Indígena da aldeia Coroa Vermelha está isolada com sintomas da doença

Penélope Coelho Publicado em 20/03/2020, às 11h45

Retrato de indígenas brasileiros
Retrato de indígenas brasileiros - Getty Images

Uma índigena Pataxó, da aldeia Coroa Vermelha, localizada em Santa Cruz Cabrália, no sul da Bahia, trabalha como camareira em um hotel da região, e recentemente teve contato com turistas estrangeiros. A mulher começou a apresentar sintomas de coronavírus, como: febre, tosse seca e cansaço.

Ela aguarda isolada dentro da aldeia os resultados dos exames que fez após procurar uma unidade de saúde pública na segunda-feira, 16. A resposta está prevista para vir no sábado, 21.

Outra índigena da aldeia apresentou sintomas, mas segundo a superintendente de Vigilância em Saúde da prefeitura, Paula Aragão, ela não se encaixava nos padrões para realizar os exames, por não ter tido contato confirmado com pessoas infectadas, ou, estrangeiros.

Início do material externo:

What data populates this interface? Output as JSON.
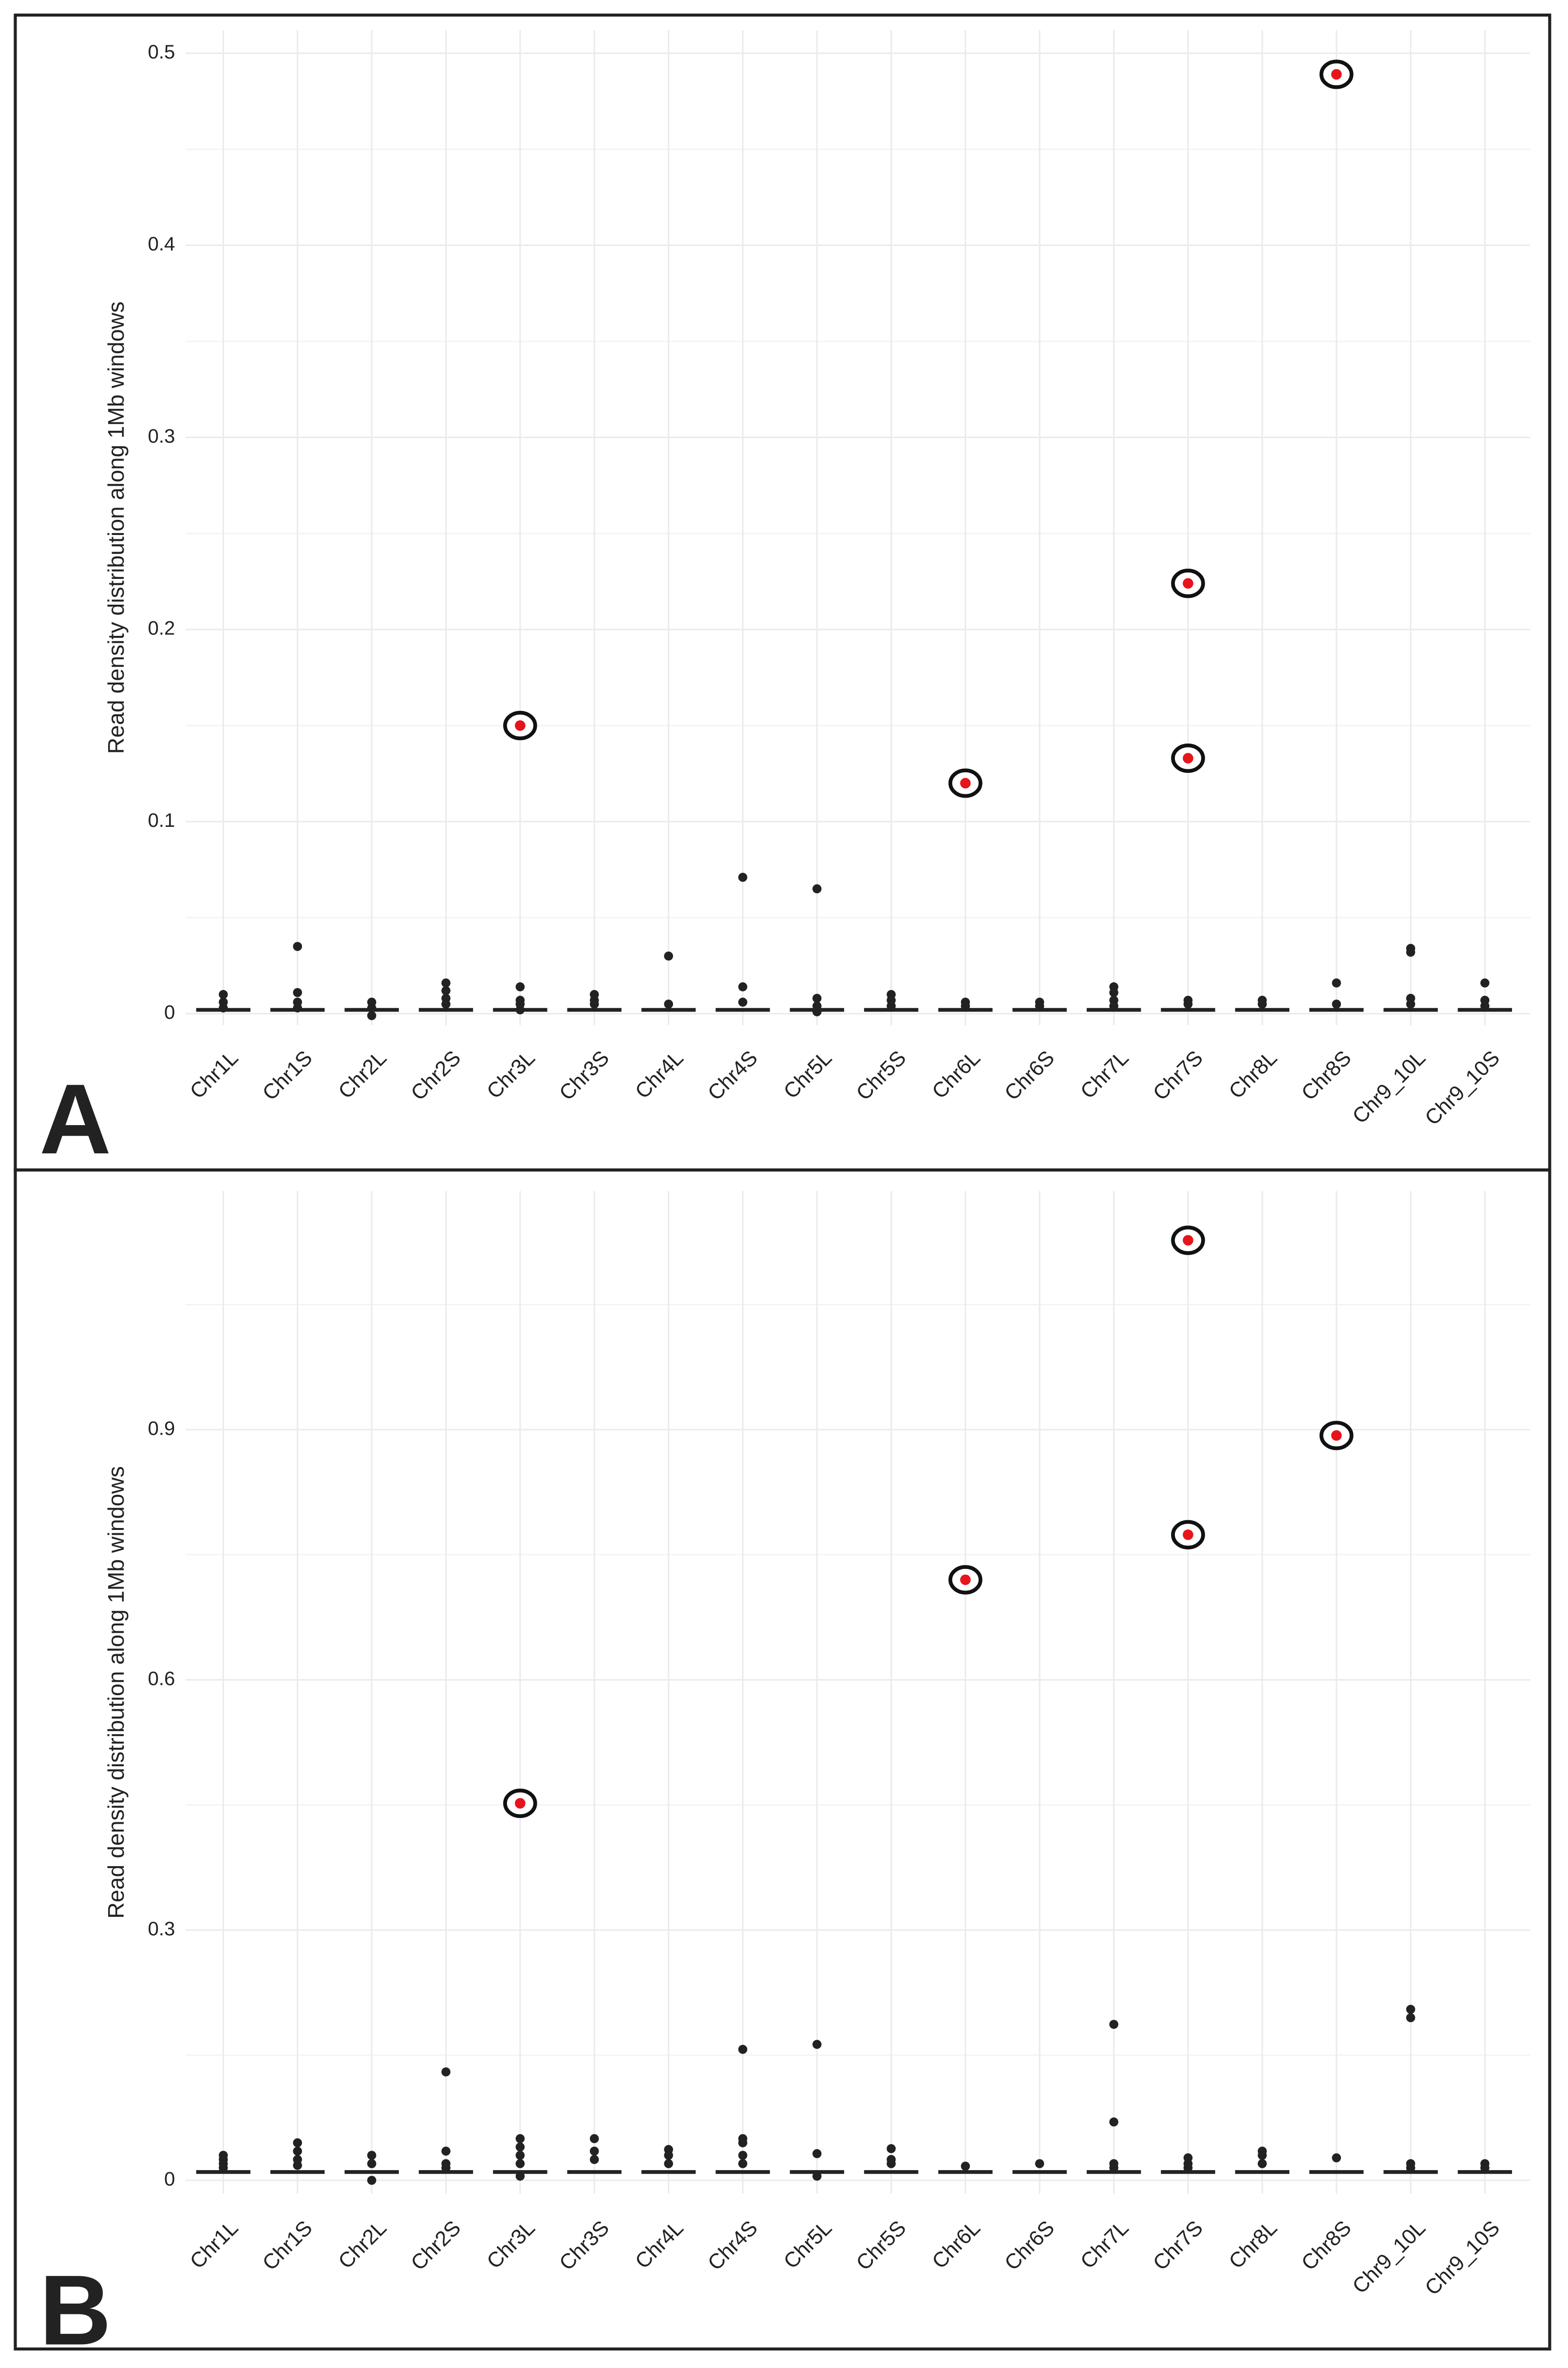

Coroa Vermelha é a maior das oito aldeias dos Pataxó em Santa Cruz Cabrália, sua população chega a 5 mil indígenas, que costumavam receber visitas de turistas nas praias diariamente. "Eles já estão se fechando para não receber mais”, afirma Juari Braz Pataxó, secretário de Assuntos Indígenas de Santa Cruz Cabrália. 

Mesmo antes da pandemia de coronavírus, a situação dos indígenas já era preocupante: “Como lidar com essa situação em um momento em que falta transporte para os pacientes e o governo não apoia a Secretaria Especial de Saúde Indígena (Sesai)?”, indaga Juari Pataxó. No ano passado, o governo Bolsonaro promoveu cortes orçamentários na Sesai, que, juntamente com a suspensão programa Mais Médicos, gerou um grande problema na situação da saúde indígena em todo o país.

“As equipes de saúde não têm máscaras, macacão e os insumos necessários para impedir que o coronavírus se propague em área indígena”, afirma o advogado e membro da coordenação executiva da Articulação dos Povos Indígenas do Brasil (Apib), Dinamam Tuxá. Sem muito apoio, a estratégia deles agora é que todos fiquem na aldeia, sem ir à cidade mais próxima, Novo Progresso, restringindo o contato e proibindo a entrada e não-indígenas nas comunidades.